What is missing is which address did you configure on the gaming pc to send the ndi stream to the streaming pc. You should use 192.168.0.2.
I assume you configured static IP addresses for all ethernet interfaces.
You should have entered 10.0.0.1 as default gateway in the ethernet interfaces that have 10.0.0.x addresses, and nothing (empty) as default gateway in the ethernet interfaces that have 192.169.0.x addresses.
If you did it this way, Windows creates a route 192.168.0.0 to interface 192.168.0.1 (on one PC) and 192.168.0.2 (on the other PC), and whenever you send a packet to 192.168.0.x, Windows will send the data via the 192.168.0.x network. You don't have to configure any route manually, if you configured all interfaces correctly.
If you see packages to 192.168.0.x going via 10.0.0.x, you may perhaps have entered a default route into the 192.168.0.x interfaces. The default route for these interfaces should be empty.
 

pie9

New Member
All of what you said is exactly as I have everything set up, including the default gateway on the 10.* interfaces and no gateways set on the 192.168.* interfaces.

The information you're saying is missing is the exact information I'm trying to find out.

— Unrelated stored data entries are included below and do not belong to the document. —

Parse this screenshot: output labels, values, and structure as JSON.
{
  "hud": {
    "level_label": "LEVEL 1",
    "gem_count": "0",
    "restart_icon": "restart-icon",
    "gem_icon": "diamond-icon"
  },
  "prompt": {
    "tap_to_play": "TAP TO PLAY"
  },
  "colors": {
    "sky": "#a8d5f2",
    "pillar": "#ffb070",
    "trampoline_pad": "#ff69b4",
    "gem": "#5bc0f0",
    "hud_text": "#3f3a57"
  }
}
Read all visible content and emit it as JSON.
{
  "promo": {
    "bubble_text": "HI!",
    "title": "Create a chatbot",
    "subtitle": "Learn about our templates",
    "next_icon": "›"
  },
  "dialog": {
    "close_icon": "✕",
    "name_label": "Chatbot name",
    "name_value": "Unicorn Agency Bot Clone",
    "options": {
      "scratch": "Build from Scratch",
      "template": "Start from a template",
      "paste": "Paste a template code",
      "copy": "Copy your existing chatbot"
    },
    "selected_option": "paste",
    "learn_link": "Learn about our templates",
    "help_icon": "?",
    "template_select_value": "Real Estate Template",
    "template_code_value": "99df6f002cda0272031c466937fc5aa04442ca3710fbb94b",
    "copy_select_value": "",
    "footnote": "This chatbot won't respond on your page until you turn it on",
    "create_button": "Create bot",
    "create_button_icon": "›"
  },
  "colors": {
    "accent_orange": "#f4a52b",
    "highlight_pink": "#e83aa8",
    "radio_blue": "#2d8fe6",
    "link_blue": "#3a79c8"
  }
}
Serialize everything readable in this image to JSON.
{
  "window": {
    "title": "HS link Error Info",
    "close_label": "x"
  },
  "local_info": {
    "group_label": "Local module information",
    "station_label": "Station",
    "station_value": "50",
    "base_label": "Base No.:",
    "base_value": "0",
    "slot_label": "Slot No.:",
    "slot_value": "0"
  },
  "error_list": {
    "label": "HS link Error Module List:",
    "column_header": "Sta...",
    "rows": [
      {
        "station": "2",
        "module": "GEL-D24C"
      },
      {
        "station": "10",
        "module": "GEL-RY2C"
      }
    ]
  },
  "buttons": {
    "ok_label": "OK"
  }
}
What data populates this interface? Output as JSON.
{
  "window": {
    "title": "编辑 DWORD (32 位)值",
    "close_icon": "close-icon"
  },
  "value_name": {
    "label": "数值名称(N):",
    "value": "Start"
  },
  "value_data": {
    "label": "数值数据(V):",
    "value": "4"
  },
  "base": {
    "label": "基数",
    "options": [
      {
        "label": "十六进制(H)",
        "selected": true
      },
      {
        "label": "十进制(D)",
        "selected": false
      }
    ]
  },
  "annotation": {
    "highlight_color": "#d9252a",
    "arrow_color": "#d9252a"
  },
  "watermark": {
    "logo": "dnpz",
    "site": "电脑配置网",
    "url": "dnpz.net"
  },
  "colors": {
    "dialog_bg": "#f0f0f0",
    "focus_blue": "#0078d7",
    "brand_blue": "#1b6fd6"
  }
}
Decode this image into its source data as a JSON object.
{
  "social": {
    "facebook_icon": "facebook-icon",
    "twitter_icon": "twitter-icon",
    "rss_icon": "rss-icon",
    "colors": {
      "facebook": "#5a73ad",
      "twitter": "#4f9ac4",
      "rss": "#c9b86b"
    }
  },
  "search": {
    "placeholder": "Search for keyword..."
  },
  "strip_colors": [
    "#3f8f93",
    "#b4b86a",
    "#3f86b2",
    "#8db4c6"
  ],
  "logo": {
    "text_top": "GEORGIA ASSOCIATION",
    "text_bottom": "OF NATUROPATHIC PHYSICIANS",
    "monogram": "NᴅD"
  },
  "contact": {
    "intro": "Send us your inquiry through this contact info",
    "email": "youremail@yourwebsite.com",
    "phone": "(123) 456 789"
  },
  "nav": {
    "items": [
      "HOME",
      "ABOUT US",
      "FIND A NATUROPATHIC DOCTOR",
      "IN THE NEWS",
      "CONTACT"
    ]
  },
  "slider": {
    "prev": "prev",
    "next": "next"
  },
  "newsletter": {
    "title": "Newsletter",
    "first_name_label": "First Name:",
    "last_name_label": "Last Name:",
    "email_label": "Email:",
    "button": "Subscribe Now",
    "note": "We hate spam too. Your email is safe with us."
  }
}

NDI Plugin for OBS has no configurable options as far as I can tell, for telling NDI to use a specific interface.

Research on threads I've found online suggest using ForceBindIP as NDI as of yet has no way to configure the IP specifically for NDI. I'm wondering that maybe if I set the 192.168.* interfaces to a metric lower than the 10.* interfaces, if NDI will attempt to use the 192.168 network instead of 10.*

There is a Bind to IP option in OBS but that is specifically for the stream output, apparently. This option has nothing to do with NDI. If I change this option to the NDI dedicated network or use ForceBindIP on the Streaming PC, it simply cannot communicate with the Twitch ingest servers.